Bochum. Dass der Traum vom Radfahren auch noch im hohen Alter bestehen kann, zeigt ein Kurs für erwachsene Anfänger der IFAK Bochum. Nach dem speziellen Konzept „moveo ergo sum“ wird dabei hauptsächlich auf die lernfördernde Gruppendynamik und „Radfahren lernen als Integrationsmaßnahme“ gesetzt.

Schon Radprofi Erik Zabel, Sieger des Sparkassen Giro Bochum 1999, sagte mal: „Ehrgeiz kann man nicht trainieren.“ Auch die neun Teilnehmerinnen und der eine Teilnehmer im Radfahrkurses des Vereins für multikulturelle Kinder- und Jugendhilfe (IFAK) und der Paritätischen Akademie besitzen großen Ehrgeiz, denn:

„Moveo ergo sum“ – Ich bewege mich, also bin ich

Bei den Radfahranfängern handelt es sich ausschließlich um Erwachsene, die sich den Traum vom Radfahren doch noch erfüllen möchten. Unter Anleitung zertifizierter Radfahrlehrer und nach dem bewährten Konzept „moveo ergo sum“ lernen die Erwachsenen das Fahrradfahren von Beginn an. „Sie erfahren das Rad für sich wie die Kinder“, sagt Joanna Zadora-Gruse (42).

„Auf dem Roller lernen sie zunächst ihr Gleichgewicht zu finden, spezielle Falträder mit niedrigem Einstieg vermitteln ein sicheres Lerngefühl.“ Die „Fahrschüler“ erschließen sich das Rad selbst durch aufeinander aufbauende, kleinschrittige Fahrübungen, so dass sie „irgendwann einfach aufsteigen und losfahren“, weiß Zadora-Gruse aus Erfahrung.

Radfahren als Integrationsmaßnahme

Ditte Gurack (40), Bildungsreferentin der IFAK, sieht in den Kursen zusätzlich zur lernfördernden Gruppendynamik eine gute Integrationsmaßnahme: „Unsere interkulturelle Arbeit hat gezeigt, dass gerade bei Frauen mit Migrationshintergrund der Bedarf relativ hoch war.

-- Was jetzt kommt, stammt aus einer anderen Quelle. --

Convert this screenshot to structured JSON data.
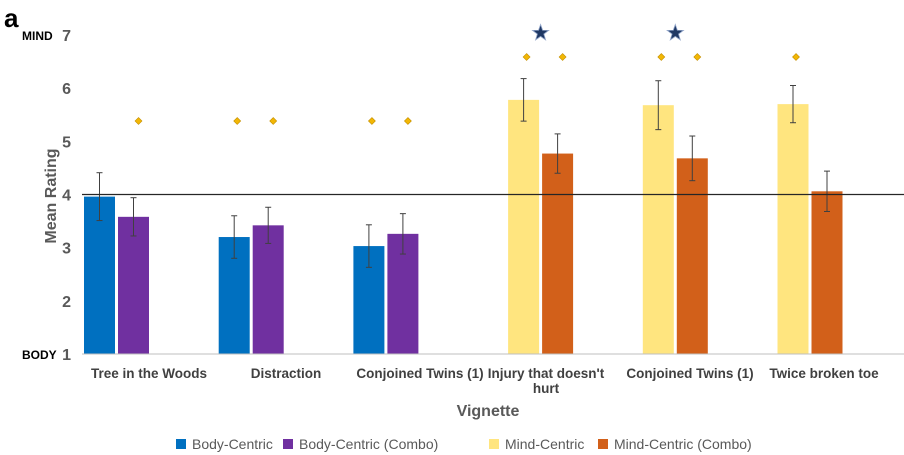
{
  "panel_label": "a",
  "chart_data": {
    "type": "bar",
    "xlabel": "Vignette",
    "ylabel": "Mean Rating",
    "ylim": [
      1,
      7
    ],
    "yticks": [
      1,
      2,
      3,
      4,
      5,
      6,
      7
    ],
    "y_anchor_top": "MIND",
    "y_anchor_bottom": "BODY",
    "reference_line": 4,
    "grid": false,
    "legend_position": "bottom",
    "categories": [
      [
        "Tree in the Woods"
      ],
      [
        "Distraction"
      ],
      [
        "Conjoined Twins (1)"
      ],
      [
        "Injury that doesn't",
        "hurt"
      ],
      [
        "Conjoined Twins (1)"
      ],
      [
        "Twice broken toe"
      ]
    ],
    "series": [
      {
        "name": "Body-Centric",
        "color": "#0070C0",
        "values": [
          3.96,
          3.2,
          3.03,
          null,
          null,
          null
        ],
        "errors": [
          0.45,
          0.4,
          0.4,
          null,
          null,
          null
        ]
      },
      {
        "name": "Body-Centric (Combo)",
        "color": "#7030A0",
        "values": [
          3.58,
          3.42,
          3.26,
          null,
          null,
          null
        ],
        "errors": [
          0.36,
          0.34,
          0.38,
          null,
          null,
          null
        ]
      },
      {
        "name": "Mind-Centric",
        "color": "#FFE57F",
        "values": [
          null,
          null,
          null,
          5.78,
          5.68,
          5.7
        ],
        "errors": [
          null,
          null,
          null,
          0.4,
          0.46,
          0.35
        ]
      },
      {
        "name": "Mind-Centric (Combo)",
        "color": "#D2601A",
        "values": [
          null,
          null,
          null,
          4.77,
          4.68,
          4.06
        ],
        "errors": [
          null,
          null,
          null,
          0.37,
          0.42,
          0.38
        ]
      }
    ],
    "significance_diamonds": [
      [
        false,
        true,
        false,
        false
      ],
      [
        true,
        true,
        false,
        false
      ],
      [
        true,
        true,
        false,
        false
      ],
      [
        false,
        false,
        true,
        true
      ],
      [
        false,
        false,
        true,
        true
      ],
      [
        false,
        false,
        true,
        false
      ]
    ],
    "diamond_color": "#F2B705",
    "stars": [
      3,
      4
    ],
    "star_color": "#1F3864"
  }
}
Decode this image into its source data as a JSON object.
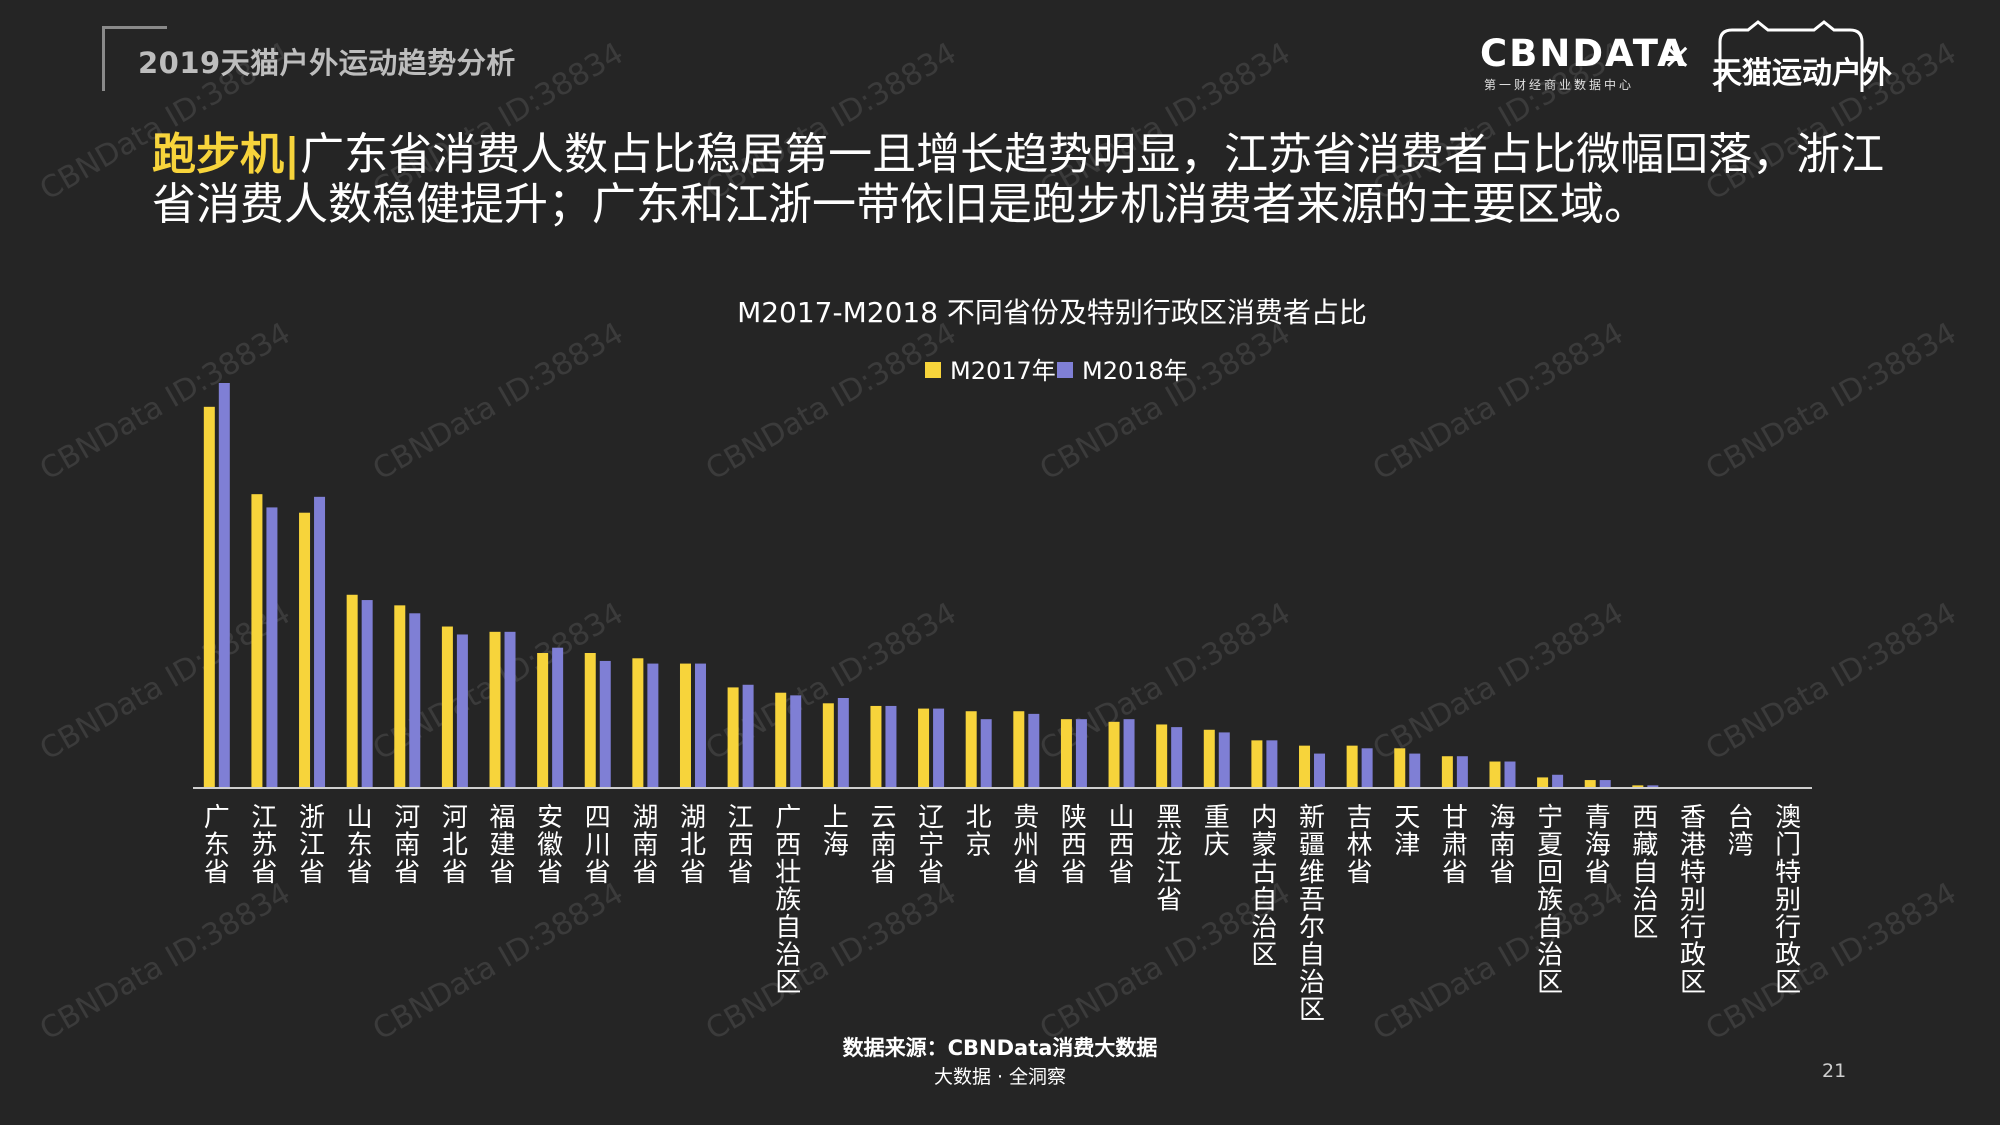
{
  "header": {
    "report_title": "2019天猫户外运动趋势分析",
    "logo_primary": "CBNDATA",
    "logo_primary_sub": "第一财经商业数据中心",
    "logo_separator": "×",
    "logo_partner": "天猫运动户外"
  },
  "headline": {
    "keyword": "跑步机|",
    "text": "广东省消费人数占比稳居第一且增长趋势明显，江苏省消费者占比微幅回落，浙江省消费人数稳健提升；广东和江浙一带依旧是跑步机消费者来源的主要区域。"
  },
  "watermark": "CBNData ID:38834",
  "chart_data": {
    "type": "bar",
    "title": "M2017-M2018 不同省份及特别行政区消费者占比",
    "legend_position": "top-center",
    "grid": false,
    "y_axis_visible": false,
    "colors": [
      "#f7d43b",
      "#7f7fd5"
    ],
    "categories": [
      "广东省",
      "江苏省",
      "浙江省",
      "山东省",
      "河南省",
      "河北省",
      "福建省",
      "安徽省",
      "四川省",
      "湖南省",
      "湖北省",
      "江西省",
      "广西壮族自治区",
      "上海",
      "云南省",
      "辽宁省",
      "北京",
      "贵州省",
      "陕西省",
      "山西省",
      "黑龙江省",
      "重庆",
      "内蒙古自治区",
      "新疆维吾尔自治区",
      "吉林省",
      "天津",
      "甘肃省",
      "海南省",
      "宁夏回族自治区",
      "青海省",
      "西藏自治区",
      "香港特别行政区",
      "台湾",
      "澳门特别行政区"
    ],
    "series": [
      {
        "name": "M2017年",
        "values": [
          14.4,
          11.1,
          10.4,
          7.3,
          6.9,
          6.1,
          5.9,
          5.1,
          5.1,
          4.9,
          4.7,
          3.8,
          3.6,
          3.2,
          3.1,
          3.0,
          2.9,
          2.9,
          2.6,
          2.5,
          2.4,
          2.2,
          1.8,
          1.6,
          1.6,
          1.5,
          1.2,
          1.0,
          0.4,
          0.3,
          0.1,
          0.0,
          0.0,
          0.0
        ]
      },
      {
        "name": "M2018年",
        "values": [
          15.3,
          10.6,
          11.0,
          7.1,
          6.6,
          5.8,
          5.9,
          5.3,
          4.8,
          4.7,
          4.7,
          3.9,
          3.5,
          3.4,
          3.1,
          3.0,
          2.6,
          2.8,
          2.6,
          2.6,
          2.3,
          2.1,
          1.8,
          1.3,
          1.5,
          1.3,
          1.2,
          1.0,
          0.5,
          0.3,
          0.1,
          0.0,
          0.0,
          0.0
        ]
      }
    ]
  },
  "footer": {
    "source": "数据来源：CBNData消费大数据",
    "slogan": "大数据 · 全洞察",
    "page_number": "21"
  }
}
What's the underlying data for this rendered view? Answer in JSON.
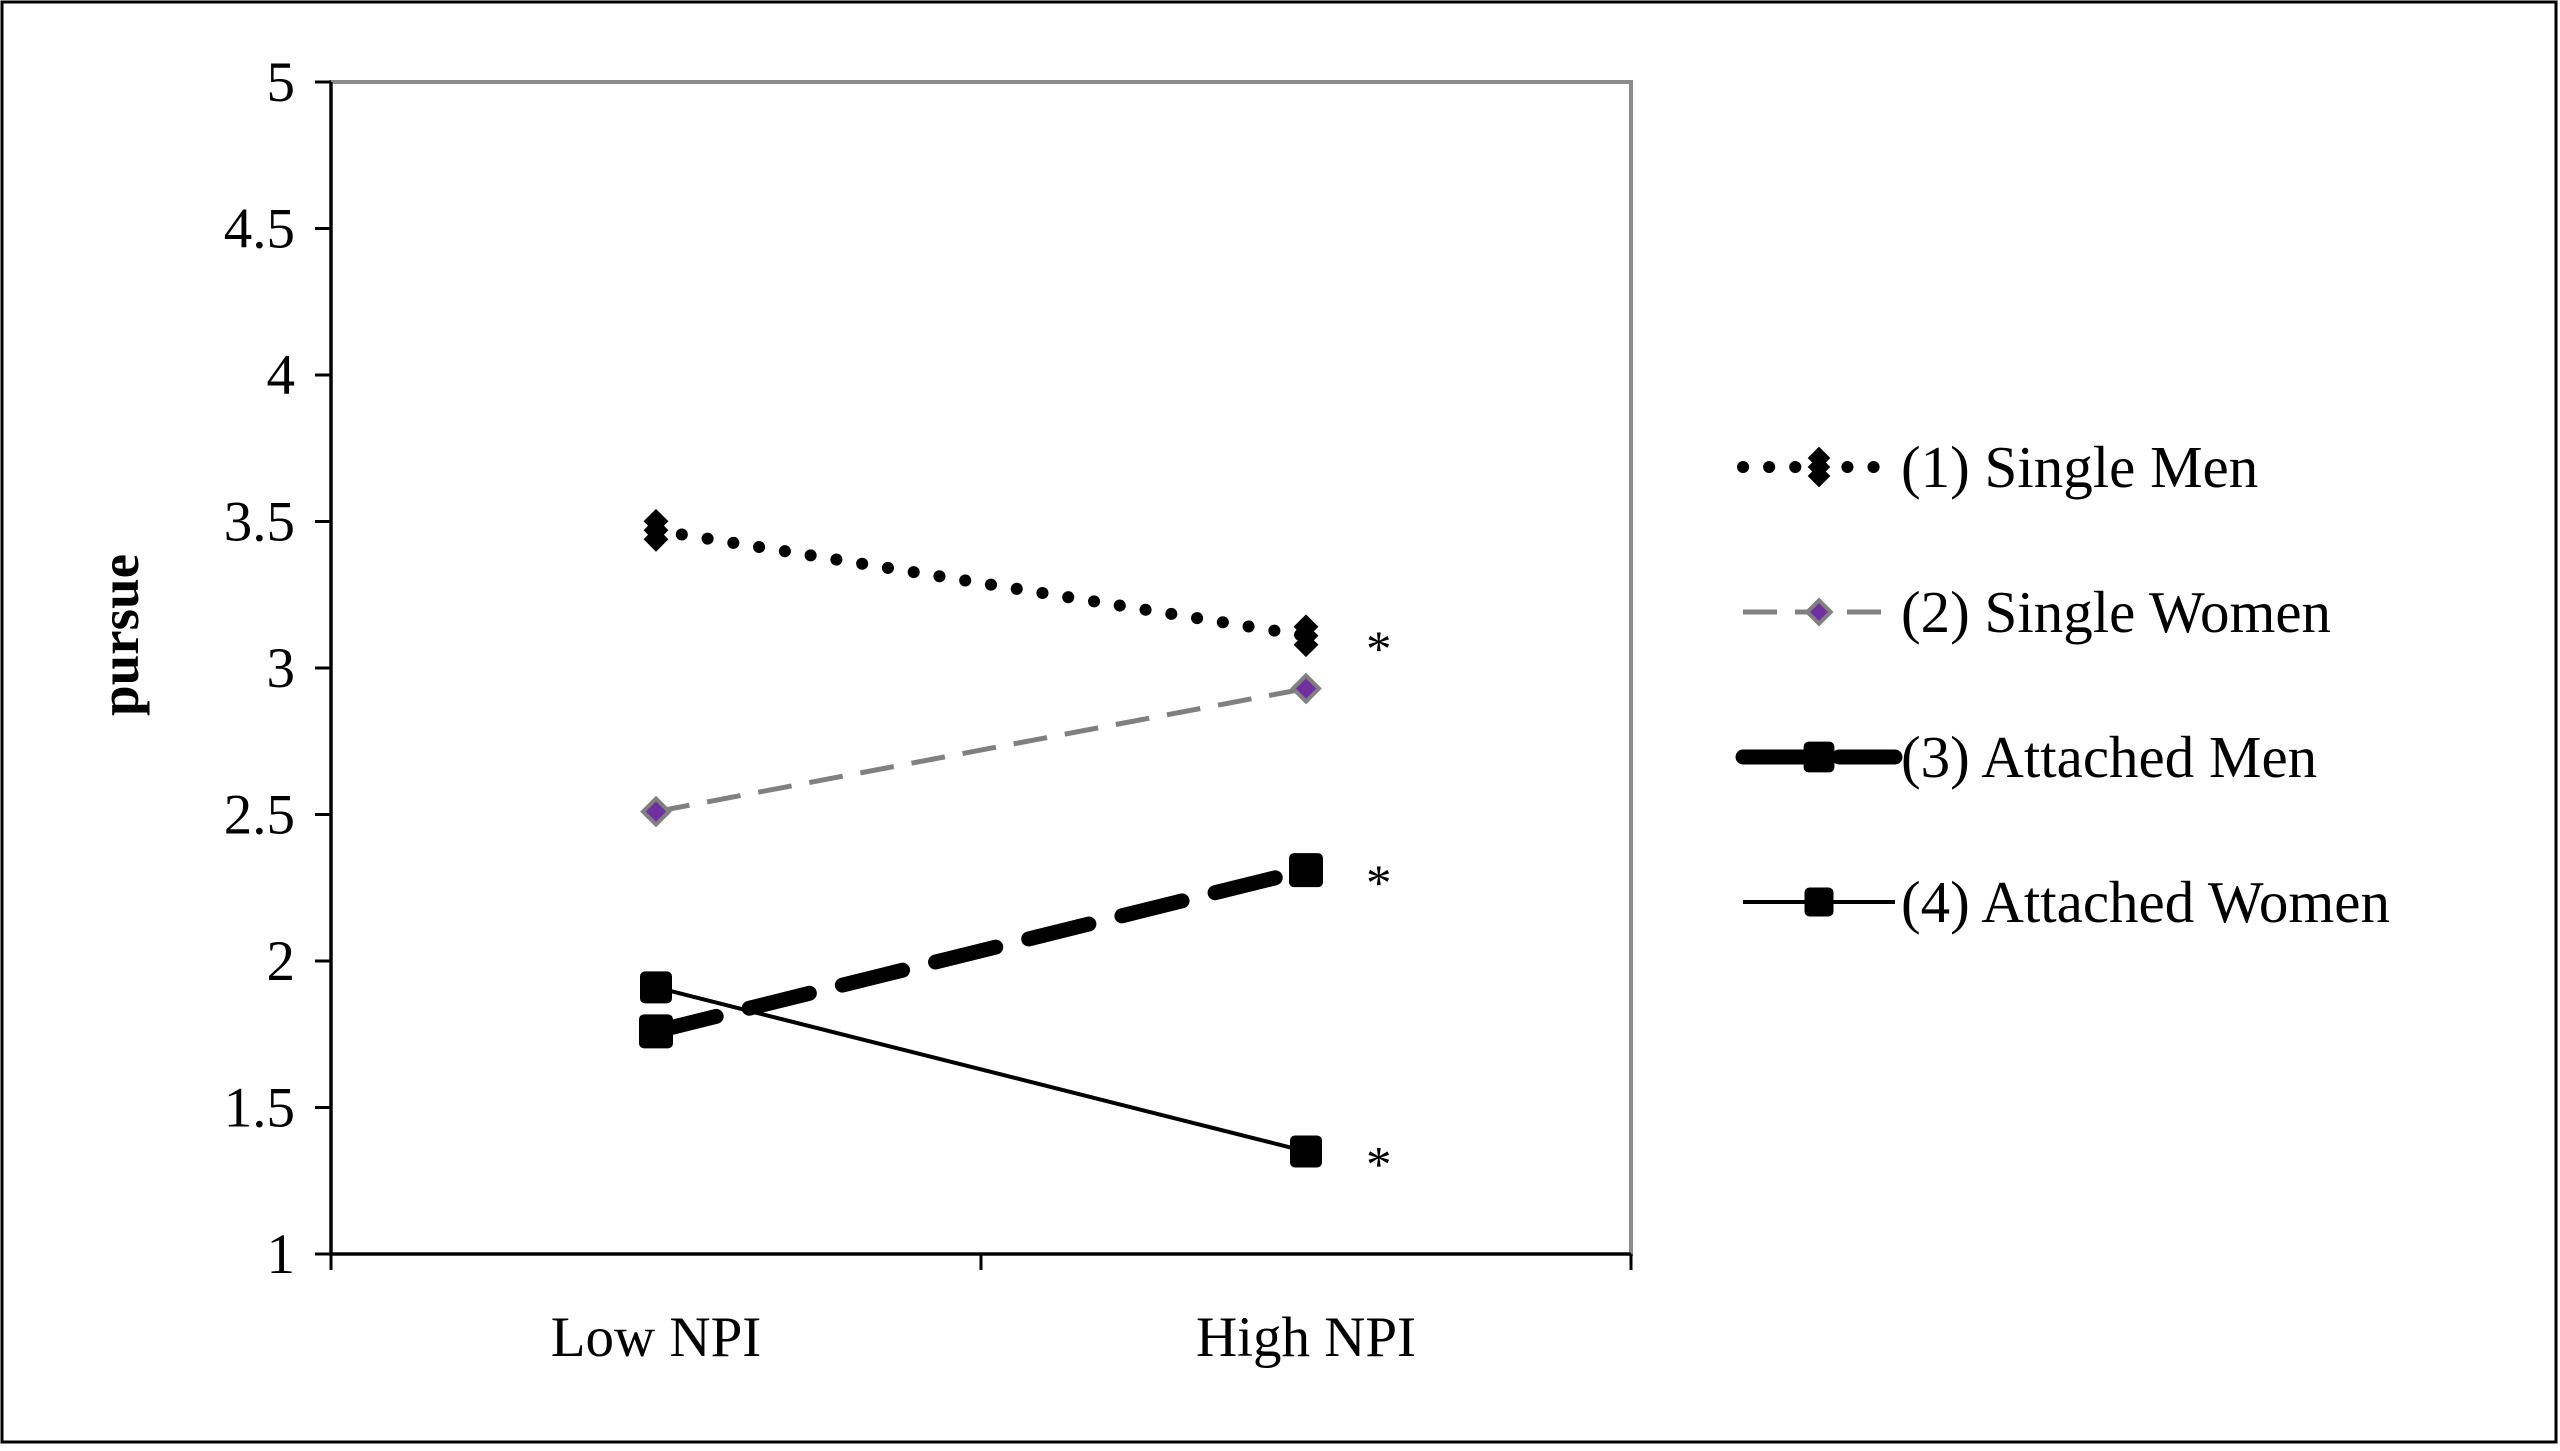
{
  "chart_data": {
    "type": "line",
    "ylabel": "pursue",
    "xlabel": "",
    "title": "",
    "categories": [
      "Low NPI",
      "High NPI"
    ],
    "ylim": [
      1,
      5
    ],
    "yticks": [
      "1",
      "1.5",
      "2",
      "2.5",
      "3",
      "3.5",
      "4",
      "4.5",
      "5"
    ],
    "grid": false,
    "legend_position": "right",
    "series": [
      {
        "name": "(1) Single Men",
        "values": [
          3.47,
          3.11
        ],
        "color": "#000000",
        "line_style": "dotted",
        "marker": "diamond",
        "annotation": "*"
      },
      {
        "name": "(2) Single Women",
        "values": [
          2.51,
          2.93
        ],
        "color": "#808080",
        "marker_fill": "#7030a0",
        "line_style": "dashed",
        "marker": "diamond",
        "annotation": ""
      },
      {
        "name": "(3) Attached Men",
        "values": [
          1.76,
          2.31
        ],
        "color": "#000000",
        "line_style": "dashed-thick",
        "marker": "square",
        "annotation": "*"
      },
      {
        "name": "(4) Attached Women",
        "values": [
          1.91,
          1.35
        ],
        "color": "#000000",
        "line_style": "solid",
        "marker": "square",
        "annotation": "*"
      }
    ]
  }
}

Bei uns gilt Radfahren als anerkannter und beliebter Freizeitsport – in deren Herkunftsländern ist dies, gerade für Frauen, weniger üblich oder schicklich.“

Auch interessant

Daher seien die „typischen Radneulinge“ auch häufig Frauen, die das Fahren nie gelernt oder intensiv praktiziert haben, es aber ihrer Kinder wegen lernen möchten. Daher wird das Thema „Familienausflug per Rad“ neben dem Theorieteil „Fahrsicherheit mit Verkehrszeichen und Verkehrsregeln“ an den letzten Kurstagen auch fokussiert behandelt. Andere Teilnehmerinnen trauen sich heute nicht mehr aufs Rad – so wie Katja Koch aus Gelsenkirchen: „Als kleines Kind bin ich in einen Haufen Brennnesseln gefallen und seitdem nie wieder auf ein Rad gestiegen.“ Nun möchte die 33-Jährige ihre Angst bezwingen, um in Zukunft mit ihrem Freund gemeinsame Radausflüge machen zu können.

Nur noch Angst gehabt

Auch Brigitte Voss (54) möchte als Neu-Bochumerin die Gegend per Drahtesel erkunden können. Sie ist vor 20 Jahren das letzte Mal Rad gefahren. „Mit drei Gängen und Rücktritt.“ Als sie kürzlich auf ein Fahrrad steigen wollte, habe sie „nur noch Angst gehabt“. Unter Gleichgesinnten fühle sie sich sicherer, das Rad fahren neu zu lernen. Die Grundbausteine dafür lernen die Radneulinge in den nächsten zwei Wochen, die Fahrsicherheit müssen sie sich durch stetiges Üben dann selbst aneignen.